Sir Francis |
Francis Bacon wrote:
For everybody … has his own individual den or cavern, which intercepts and corrupts the light of nature; either from his own peculiar and singular disposition, or from his education and intercourse with others, or from his reading, and the authority acquired by those whom he reverences and admires, or from the different impressions produced on the mind, as it happens to be preoccupied and predisposed, or equable and tranquil, and the like: so that the spirit of man (according to its several dispositions) is variable, confused…
We are all, in other words, more or less mad, thanks to our upbringing. More mad if our parents or our culture did not raise us well.
In our current culture, our perceptions are especially distorted. The proof of this is the upward spiral of mental illness, suicides, “accidental” deaths and overdoses. A recent study calculates that “overall, more than 50% of the general population in middle‐ and high‐income countries will suffer from at least one mental disorder at some point in their lives.”
I rue the many years I spent struggling with the delusions imposed by the culture, before I finally had the courage to reject them fully and walk away.
1. The delusion that the existence of a divine intelligence is dubious. There are actually multiple proofs—more proofs than there are of anything else in human experience. Why are we not told this in school?
2. The common delusion that the universe is meaningless. It is suffused with meaning. This follows almost automatically from the existence of God. But it is also true that science would not work otherwise—yet it does. Realizing this could prevent many suicides and overdoses.
3. The assertion that there is no objective right and wrong, but ethics is simply decided by society. Kant proved this wrong, and it is impossible to think rationally in these terms. Make the assertion, and you immediately go on to insisting that those who point out a wrong are wrong—a self-contradiction.
4. The delusion that it is wrong to make moral judgements, to be ”judgmental.” This is the self-contradiction just cited.
5. Intertwined with this, the notion that the majority has the right or the ability to determine truth or morality. That would mean, if we voted that the moon was plaid, it would be. Why does anyone assert such nonsense? A desire to avoid admitting their own sin.
6. The idea that morality consists of respect for authority, going along, and not making waves. A fine idea, if your goal is the full and final rehabilitation of National Socialism. Is it?
7. The delusion that the physical is the real; that only the physical exists. I recall first noticing the words of the Nicene Creed translated as “I believe in all things visible and invisible.” It hit me like a slap upside the head with a wet flounder. Prior to this, I had always heard it as “seen and unseen,” which lacks the clear implication that there is a world beyond the senses. Not only is there, self-evidently; Berkeley nicely demonstrated that the existence of the world of the senses is dubious.
8. The delusion that “science” means “truth.” In fact, science makes no truth claims, as Karl Popper pointed out, and Copernicus understood. “Believe in science” is the opposite of the scientific point of view.
9. The delusion that “science” means “reason”: that the scientific view is the only rational view. In fact, science is the rejection of reason in favour of experience. It has its place, as a check on pure reason, but it must not be allowed to supplant reason.
10. The nonsensical idea that imagined things “do not exist.” This is incoherent: if they did not exist, we could not imagine them. If we imagine them, they exist. They are simply not physical objects.
11. The Freudian idea that emotions or urges grow more powerful and fester if they are not acted upon. If this were true, the cure for alcoholism would be to have another drink.
12. The “Playboy philosophy”: the delusion that sexual gratification can be divorced from either genuine affection or procreation, and enjoyed for itself.

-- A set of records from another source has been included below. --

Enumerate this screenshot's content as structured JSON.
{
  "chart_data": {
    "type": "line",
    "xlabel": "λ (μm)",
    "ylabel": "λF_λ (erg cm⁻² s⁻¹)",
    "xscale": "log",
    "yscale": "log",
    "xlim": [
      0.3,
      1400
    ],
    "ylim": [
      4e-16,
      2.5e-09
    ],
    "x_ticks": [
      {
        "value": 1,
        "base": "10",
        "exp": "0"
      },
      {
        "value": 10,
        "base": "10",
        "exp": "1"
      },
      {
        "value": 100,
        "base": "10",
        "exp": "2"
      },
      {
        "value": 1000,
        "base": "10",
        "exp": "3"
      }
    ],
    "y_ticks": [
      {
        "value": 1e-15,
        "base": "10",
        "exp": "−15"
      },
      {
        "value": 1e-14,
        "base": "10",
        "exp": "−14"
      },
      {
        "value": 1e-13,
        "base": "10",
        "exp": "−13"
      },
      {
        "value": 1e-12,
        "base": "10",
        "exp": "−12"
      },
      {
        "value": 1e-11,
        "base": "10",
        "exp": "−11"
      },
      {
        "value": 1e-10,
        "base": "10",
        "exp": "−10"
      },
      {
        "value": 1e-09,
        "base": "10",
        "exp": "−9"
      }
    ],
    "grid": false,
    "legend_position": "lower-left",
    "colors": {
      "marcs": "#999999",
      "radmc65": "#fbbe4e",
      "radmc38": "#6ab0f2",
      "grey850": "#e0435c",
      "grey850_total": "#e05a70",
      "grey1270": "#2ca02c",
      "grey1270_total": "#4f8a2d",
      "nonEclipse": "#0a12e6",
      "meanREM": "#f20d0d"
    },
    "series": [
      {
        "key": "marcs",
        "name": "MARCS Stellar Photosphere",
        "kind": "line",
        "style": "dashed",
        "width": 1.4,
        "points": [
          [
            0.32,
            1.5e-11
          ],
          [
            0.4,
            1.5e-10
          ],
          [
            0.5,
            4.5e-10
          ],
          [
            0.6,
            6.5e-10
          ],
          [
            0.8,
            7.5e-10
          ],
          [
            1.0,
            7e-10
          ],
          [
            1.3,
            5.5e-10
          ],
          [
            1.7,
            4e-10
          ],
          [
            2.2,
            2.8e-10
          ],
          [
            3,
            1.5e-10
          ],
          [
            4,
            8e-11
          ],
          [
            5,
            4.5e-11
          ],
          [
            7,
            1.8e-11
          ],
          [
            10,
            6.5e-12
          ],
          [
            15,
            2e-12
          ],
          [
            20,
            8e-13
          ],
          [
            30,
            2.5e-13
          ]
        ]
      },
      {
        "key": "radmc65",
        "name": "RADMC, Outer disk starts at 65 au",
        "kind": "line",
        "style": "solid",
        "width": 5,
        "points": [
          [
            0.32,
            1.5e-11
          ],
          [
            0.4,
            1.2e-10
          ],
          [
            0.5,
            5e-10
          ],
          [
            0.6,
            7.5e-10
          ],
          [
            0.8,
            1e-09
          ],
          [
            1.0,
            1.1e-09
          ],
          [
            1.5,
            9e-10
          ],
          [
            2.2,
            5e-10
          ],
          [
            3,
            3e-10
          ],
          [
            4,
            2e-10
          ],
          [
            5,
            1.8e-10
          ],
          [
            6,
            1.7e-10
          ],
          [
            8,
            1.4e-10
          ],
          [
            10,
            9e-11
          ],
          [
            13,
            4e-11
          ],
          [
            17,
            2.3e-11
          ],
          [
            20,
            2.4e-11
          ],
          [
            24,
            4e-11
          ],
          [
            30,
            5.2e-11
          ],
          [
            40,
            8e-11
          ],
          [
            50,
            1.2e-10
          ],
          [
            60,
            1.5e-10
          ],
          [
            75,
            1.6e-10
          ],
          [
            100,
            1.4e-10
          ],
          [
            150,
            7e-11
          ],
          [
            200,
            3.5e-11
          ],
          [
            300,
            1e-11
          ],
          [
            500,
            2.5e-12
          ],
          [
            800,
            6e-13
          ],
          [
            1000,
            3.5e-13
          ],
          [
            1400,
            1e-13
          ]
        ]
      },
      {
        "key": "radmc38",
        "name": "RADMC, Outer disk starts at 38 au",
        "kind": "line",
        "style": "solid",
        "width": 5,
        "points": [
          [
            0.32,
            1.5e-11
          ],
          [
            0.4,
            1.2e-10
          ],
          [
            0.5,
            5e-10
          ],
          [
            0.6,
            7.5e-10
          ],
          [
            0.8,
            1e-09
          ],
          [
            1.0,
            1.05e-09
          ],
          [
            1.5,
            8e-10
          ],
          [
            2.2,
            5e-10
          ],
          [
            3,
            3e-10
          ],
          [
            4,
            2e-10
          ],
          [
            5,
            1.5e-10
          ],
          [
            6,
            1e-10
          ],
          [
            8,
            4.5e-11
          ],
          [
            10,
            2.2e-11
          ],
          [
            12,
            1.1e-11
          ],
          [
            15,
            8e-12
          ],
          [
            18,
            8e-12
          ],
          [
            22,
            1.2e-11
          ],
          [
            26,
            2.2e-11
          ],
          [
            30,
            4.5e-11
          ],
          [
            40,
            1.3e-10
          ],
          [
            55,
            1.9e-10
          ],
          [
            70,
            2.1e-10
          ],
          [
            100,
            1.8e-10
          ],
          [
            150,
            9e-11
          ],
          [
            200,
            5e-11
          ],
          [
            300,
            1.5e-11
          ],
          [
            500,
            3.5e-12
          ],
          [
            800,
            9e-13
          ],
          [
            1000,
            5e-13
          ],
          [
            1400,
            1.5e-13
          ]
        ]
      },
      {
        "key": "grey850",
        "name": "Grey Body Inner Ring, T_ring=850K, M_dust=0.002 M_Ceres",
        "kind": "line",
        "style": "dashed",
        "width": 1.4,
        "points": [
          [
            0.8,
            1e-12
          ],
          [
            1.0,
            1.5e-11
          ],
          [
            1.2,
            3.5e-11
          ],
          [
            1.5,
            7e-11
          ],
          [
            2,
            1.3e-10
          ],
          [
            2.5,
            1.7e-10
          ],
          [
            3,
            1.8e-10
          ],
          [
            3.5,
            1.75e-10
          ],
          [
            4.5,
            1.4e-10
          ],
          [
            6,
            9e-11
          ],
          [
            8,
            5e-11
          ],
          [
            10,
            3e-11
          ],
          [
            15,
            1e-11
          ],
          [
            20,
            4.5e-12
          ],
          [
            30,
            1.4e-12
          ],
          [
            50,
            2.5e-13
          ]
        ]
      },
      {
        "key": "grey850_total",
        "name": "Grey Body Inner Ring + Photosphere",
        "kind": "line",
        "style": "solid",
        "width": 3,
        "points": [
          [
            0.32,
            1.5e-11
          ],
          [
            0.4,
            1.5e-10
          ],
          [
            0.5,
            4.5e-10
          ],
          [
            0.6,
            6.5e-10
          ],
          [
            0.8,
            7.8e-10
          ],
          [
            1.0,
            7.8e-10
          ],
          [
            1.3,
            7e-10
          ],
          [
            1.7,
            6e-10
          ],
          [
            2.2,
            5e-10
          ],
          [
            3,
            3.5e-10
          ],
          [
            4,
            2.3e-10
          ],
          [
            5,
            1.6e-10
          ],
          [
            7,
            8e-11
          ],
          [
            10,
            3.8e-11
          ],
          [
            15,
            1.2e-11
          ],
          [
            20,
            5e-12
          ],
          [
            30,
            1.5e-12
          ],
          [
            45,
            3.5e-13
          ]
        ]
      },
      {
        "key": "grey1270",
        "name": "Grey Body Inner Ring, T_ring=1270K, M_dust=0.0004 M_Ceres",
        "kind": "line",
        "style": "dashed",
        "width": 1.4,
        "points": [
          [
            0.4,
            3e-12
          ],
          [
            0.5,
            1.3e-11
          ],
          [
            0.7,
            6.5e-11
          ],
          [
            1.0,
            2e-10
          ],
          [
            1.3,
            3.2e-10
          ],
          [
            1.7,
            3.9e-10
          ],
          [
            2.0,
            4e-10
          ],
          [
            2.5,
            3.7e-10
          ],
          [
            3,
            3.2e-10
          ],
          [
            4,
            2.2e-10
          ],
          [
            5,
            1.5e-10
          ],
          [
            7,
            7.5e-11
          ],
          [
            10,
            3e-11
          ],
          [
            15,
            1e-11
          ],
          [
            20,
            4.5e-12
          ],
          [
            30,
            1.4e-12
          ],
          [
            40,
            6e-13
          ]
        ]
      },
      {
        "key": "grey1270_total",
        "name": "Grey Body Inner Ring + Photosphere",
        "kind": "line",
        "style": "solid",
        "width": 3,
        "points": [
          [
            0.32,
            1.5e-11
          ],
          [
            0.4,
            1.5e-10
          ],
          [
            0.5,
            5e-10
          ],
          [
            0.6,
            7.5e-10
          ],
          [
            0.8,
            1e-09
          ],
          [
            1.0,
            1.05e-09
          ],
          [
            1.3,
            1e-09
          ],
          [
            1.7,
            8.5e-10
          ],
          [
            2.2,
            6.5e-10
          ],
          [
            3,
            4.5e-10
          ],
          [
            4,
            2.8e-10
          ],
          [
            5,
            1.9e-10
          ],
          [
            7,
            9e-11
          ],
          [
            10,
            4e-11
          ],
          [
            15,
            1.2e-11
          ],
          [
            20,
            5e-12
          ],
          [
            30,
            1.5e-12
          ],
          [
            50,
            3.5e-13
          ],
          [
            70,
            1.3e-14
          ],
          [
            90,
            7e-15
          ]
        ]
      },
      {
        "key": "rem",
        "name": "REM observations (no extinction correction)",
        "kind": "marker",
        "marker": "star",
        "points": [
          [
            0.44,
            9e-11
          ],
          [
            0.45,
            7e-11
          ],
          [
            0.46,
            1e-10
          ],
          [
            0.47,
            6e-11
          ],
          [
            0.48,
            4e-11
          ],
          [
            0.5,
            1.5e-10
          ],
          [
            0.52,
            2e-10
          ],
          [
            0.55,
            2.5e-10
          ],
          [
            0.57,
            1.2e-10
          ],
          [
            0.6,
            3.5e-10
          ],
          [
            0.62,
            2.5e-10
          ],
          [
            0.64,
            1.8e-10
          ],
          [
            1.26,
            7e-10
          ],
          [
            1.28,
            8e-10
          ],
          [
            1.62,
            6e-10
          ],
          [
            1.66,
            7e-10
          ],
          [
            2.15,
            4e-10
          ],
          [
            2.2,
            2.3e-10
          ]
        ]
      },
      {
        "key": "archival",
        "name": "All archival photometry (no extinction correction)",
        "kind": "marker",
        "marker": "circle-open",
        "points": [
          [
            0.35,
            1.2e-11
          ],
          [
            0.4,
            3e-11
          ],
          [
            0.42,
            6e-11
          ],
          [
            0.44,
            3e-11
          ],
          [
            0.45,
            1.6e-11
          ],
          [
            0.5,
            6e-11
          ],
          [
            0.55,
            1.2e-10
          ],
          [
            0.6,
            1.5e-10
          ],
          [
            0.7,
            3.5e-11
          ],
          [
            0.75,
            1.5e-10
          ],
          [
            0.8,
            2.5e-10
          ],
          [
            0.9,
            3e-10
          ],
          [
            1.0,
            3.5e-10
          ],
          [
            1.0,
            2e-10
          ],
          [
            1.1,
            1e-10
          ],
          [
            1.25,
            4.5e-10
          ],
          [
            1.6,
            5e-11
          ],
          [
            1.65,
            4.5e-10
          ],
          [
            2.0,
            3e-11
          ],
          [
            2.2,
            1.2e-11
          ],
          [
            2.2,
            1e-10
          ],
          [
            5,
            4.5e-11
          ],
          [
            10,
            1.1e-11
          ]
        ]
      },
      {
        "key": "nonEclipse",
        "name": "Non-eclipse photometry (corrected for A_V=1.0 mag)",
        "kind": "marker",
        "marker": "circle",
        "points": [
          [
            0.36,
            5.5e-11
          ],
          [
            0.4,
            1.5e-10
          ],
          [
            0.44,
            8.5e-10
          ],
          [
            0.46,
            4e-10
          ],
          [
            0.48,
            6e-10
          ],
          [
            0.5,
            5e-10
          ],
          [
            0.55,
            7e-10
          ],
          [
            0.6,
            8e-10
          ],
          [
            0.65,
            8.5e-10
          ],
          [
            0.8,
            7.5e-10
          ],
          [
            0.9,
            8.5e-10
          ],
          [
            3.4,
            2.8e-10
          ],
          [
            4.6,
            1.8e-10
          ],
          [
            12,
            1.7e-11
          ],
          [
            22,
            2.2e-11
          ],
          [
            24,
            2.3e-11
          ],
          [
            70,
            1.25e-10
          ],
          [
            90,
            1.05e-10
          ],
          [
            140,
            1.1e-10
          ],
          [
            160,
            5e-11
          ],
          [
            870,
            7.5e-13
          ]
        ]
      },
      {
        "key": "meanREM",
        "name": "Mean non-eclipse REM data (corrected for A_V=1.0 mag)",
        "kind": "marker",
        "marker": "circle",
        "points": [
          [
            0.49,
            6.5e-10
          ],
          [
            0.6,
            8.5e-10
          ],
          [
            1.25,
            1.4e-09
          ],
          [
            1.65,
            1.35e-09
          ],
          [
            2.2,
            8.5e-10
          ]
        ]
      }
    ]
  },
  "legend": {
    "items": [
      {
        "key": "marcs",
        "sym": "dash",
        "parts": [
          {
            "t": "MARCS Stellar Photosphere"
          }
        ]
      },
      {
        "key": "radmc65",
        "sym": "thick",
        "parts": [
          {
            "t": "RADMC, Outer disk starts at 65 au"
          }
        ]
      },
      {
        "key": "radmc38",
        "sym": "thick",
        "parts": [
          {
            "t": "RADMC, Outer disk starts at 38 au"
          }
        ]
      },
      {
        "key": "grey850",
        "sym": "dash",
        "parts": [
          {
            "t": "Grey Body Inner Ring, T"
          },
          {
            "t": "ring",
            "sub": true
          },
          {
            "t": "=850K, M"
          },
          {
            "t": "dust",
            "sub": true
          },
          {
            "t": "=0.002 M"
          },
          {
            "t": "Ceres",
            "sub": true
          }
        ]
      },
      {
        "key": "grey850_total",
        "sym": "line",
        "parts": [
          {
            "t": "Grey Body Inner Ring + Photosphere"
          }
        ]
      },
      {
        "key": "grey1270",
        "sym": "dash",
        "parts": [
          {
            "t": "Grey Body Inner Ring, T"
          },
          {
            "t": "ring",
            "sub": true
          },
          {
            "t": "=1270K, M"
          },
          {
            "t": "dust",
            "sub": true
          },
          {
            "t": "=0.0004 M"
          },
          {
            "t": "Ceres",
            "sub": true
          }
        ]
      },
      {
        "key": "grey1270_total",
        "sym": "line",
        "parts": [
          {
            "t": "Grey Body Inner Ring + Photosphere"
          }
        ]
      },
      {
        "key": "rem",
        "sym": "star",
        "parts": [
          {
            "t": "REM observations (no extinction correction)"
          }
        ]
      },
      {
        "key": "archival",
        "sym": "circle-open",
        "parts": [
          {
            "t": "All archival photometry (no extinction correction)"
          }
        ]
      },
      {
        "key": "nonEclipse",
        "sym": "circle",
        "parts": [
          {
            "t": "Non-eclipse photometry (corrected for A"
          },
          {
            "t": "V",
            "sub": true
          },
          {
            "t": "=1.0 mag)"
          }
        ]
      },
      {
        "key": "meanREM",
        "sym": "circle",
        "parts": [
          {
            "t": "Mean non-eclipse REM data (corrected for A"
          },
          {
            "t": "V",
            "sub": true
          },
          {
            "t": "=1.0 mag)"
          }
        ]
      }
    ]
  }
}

If this is true of anyone, they should not be proud of it. It makes them animal, not human.
I submit that most people in North America currently embrace all of these delusions. This makes the average person significantly less sane than many diagnosed as “mentally ill.” A little “mental illness” may be the truth dawning.
I count it my great good fortune that I attended Catholic grade schools. Few can. This planted the seeds of dissent against some of these delusions, which survived many winters to at last be there when I needed them.
It would have been far better had I attended a high school that gave an early education in philosophy and logical fallacies, as some Catholic high schools do. For most of these popular delusions are simple logical fallacies, relatively easy to disprove.
I find it sinister that philosophy is not taught in the schools.